Front Genet. 2020;11:125

Authors: Szejko N, Fichna JP, Safranow K, Dziuba T, Żekanowski C, Janik P

Background: Gilles de la Tourette syndrome (GTS) is a neuropsychiatric disorder of unknown etiology, although a major role of genetic factors has been established. Cannabis-based medicines may alleviate GTS-associated tics and variants of CNR1 gene encoding central cannabinoid receptor (CB1) are believed to be a risk factor for the development of some neurodevelopmental diseases. Our aim was to test the association of selected CNR1 gene variants with GTS.

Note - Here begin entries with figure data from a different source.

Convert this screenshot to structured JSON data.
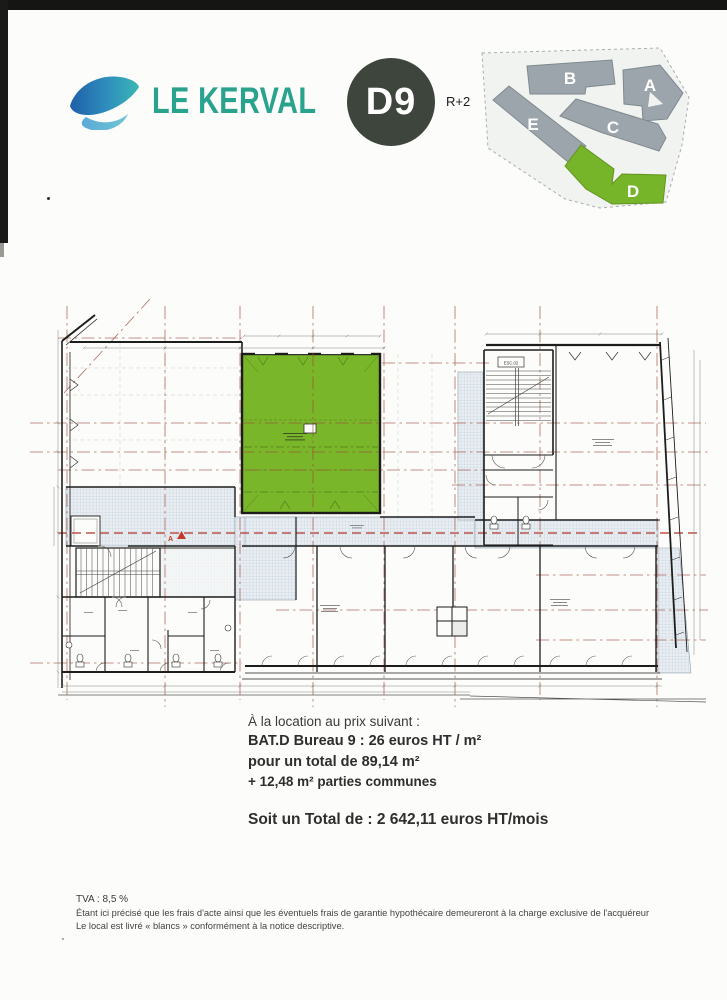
{
  "header": {
    "logo_text": "LE KERVAL",
    "unit_badge": "D9",
    "level": "R+2",
    "brand_teal": "#2aa38e",
    "badge_bg": "#3e453d"
  },
  "site_map": {
    "building_color": "#9ba5ab",
    "highlight_color": "#76b42a",
    "buildings": [
      {
        "label": "B",
        "highlighted": false
      },
      {
        "label": "A",
        "highlighted": false
      },
      {
        "label": "E",
        "highlighted": false
      },
      {
        "label": "C",
        "highlighted": false
      },
      {
        "label": "D",
        "highlighted": true
      }
    ]
  },
  "floor_plan": {
    "highlight_color": "#79b629",
    "grid_line_color": "#a04a38",
    "stair_label": "ESC.02",
    "section_marker": "A"
  },
  "pricing": {
    "intro": "À la location au prix suivant :",
    "line1": "BAT.D Bureau 9 : 26 euros HT / m²",
    "line2": "pour un total de 89,14 m²",
    "line3": "+ 12,48 m² parties communes",
    "total": "Soit un Total de : 2 642,11 euros HT/mois"
  },
  "footer": {
    "tva": "TVA : 8,5 %",
    "line1": "Étant ici précisé que les frais d'acte ainsi que les éventuels frais de garantie hypothécaire demeureront à la charge exclusive de l'acquéreur",
    "line2": "Le local est livré « blancs » conformément à la notice descriptive."
  }
}
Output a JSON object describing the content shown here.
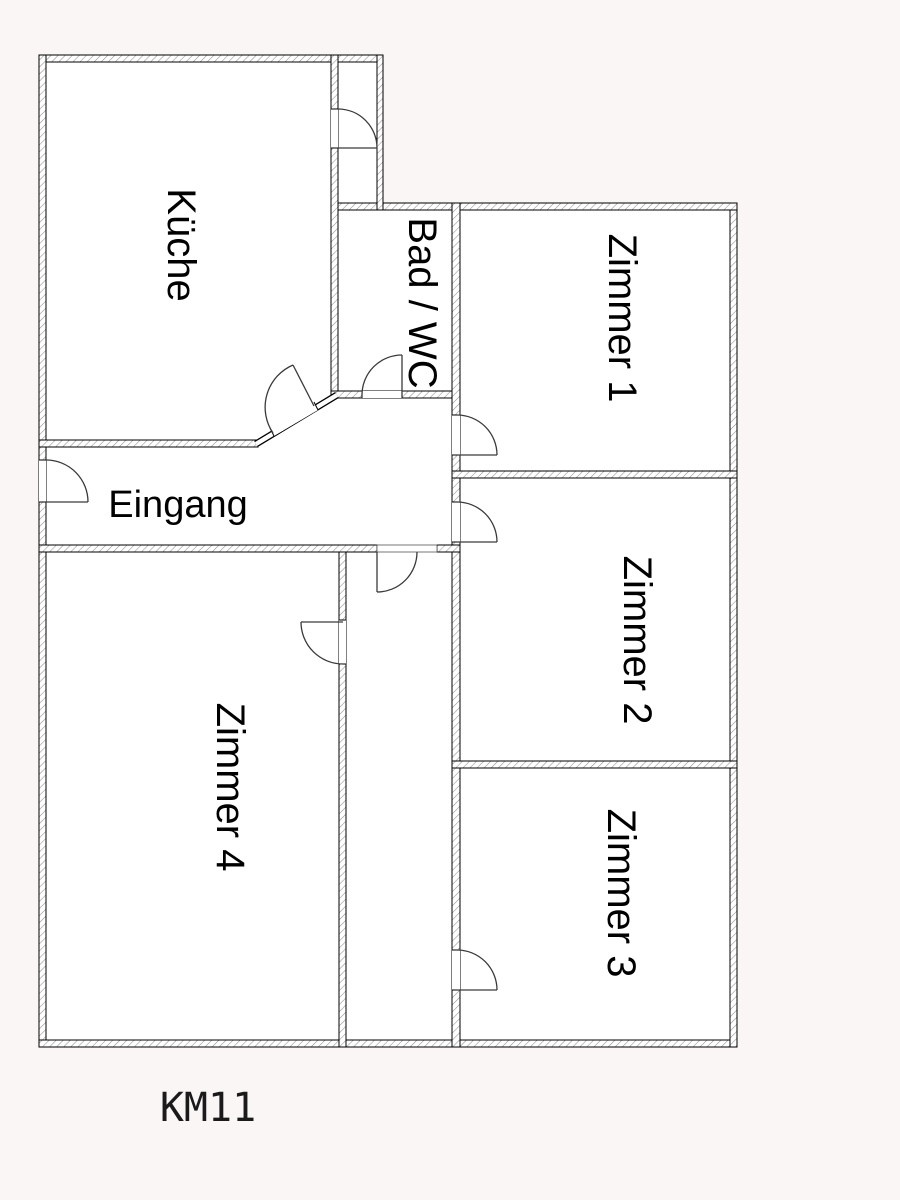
{
  "floorplan": {
    "code": "KM11",
    "colors": {
      "background": "#faf6f5",
      "plan_fill": "#ffffff",
      "wall_line": "#000000",
      "hatch_line": "#8f8f8f",
      "door_line": "#3a3a3a",
      "text": "#000000"
    },
    "rooms": [
      {
        "id": "kueche",
        "label": "Küche"
      },
      {
        "id": "bad-wc",
        "label": "Bad / WC"
      },
      {
        "id": "zimmer-1",
        "label": "Zimmer 1"
      },
      {
        "id": "zimmer-2",
        "label": "Zimmer 2"
      },
      {
        "id": "zimmer-3",
        "label": "Zimmer 3"
      },
      {
        "id": "zimmer-4",
        "label": "Zimmer 4"
      },
      {
        "id": "eingang",
        "label": "Eingang"
      }
    ]
  }
}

Material and Methods: The cohort of GTS cases comprised 262 unrelated patients aged 3-53 years (mean age: 18.3 ± 9.1 years; 204 males (77.9%), 126 (48.1%) adults defined as ≥18 years). As a control group we enrolled 279 unrelated, ethnically and gender matched individuals with no diagnosed mental, neurological or general disorder, aged 13-54 years (mean age: 22.5 ± 3.0 years; 200 males, (74.1%). Both study and control groups were selected from Polish population, which is ethnically homogenous subgroup of Caucasian population. Four single nucleotide polymorphisms (SNPs) in CNR1 were selected: rs2023239, rs2180619, rs806379, and rs1049353 based on minor allele frequency in general population >15%. These variants were genotyped using a real-time quantitative polymerase chain reaction system (TaqMan SNP genotyping assay).

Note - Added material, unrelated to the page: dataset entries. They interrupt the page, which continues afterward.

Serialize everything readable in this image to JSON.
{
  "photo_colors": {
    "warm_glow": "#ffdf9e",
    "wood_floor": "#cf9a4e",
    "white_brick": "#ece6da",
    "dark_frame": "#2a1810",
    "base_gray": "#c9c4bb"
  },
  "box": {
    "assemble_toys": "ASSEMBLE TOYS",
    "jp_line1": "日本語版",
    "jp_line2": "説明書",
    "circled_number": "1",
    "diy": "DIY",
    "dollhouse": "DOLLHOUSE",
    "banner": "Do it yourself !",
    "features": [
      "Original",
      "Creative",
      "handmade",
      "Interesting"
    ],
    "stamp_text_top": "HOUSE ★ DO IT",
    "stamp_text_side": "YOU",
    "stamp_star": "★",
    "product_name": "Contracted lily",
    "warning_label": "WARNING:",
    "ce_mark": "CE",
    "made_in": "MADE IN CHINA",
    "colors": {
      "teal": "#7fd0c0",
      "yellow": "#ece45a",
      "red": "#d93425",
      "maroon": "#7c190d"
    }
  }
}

Results: We found significant association of GTS clinical phenotype with rs2023239 variant. Minor allele C and CT+CC genotypes were found significantly more often in GTS patients compared to controls (17.4 vs 11.1%, p=0.003 and 32.8 vs 20.4%, p=0.001, respectively), and the difference remained significant after correction for multiple testing. C allele of rs2023239 polymorphism of the CNR1 gene was associated with the occurrence of tics. There were no statistically significant associations for rs806379, rs1049353 or rs2180619 variants.
Conclusion: Our findings suggest that C allele of rs2023239 polymorphism of the CNR1 gene is a risk factor of GTS in Polish population. The variant can be potentially associated with abnormal endocannabinoid transmission, which is suspected to be one of the causes of GTS.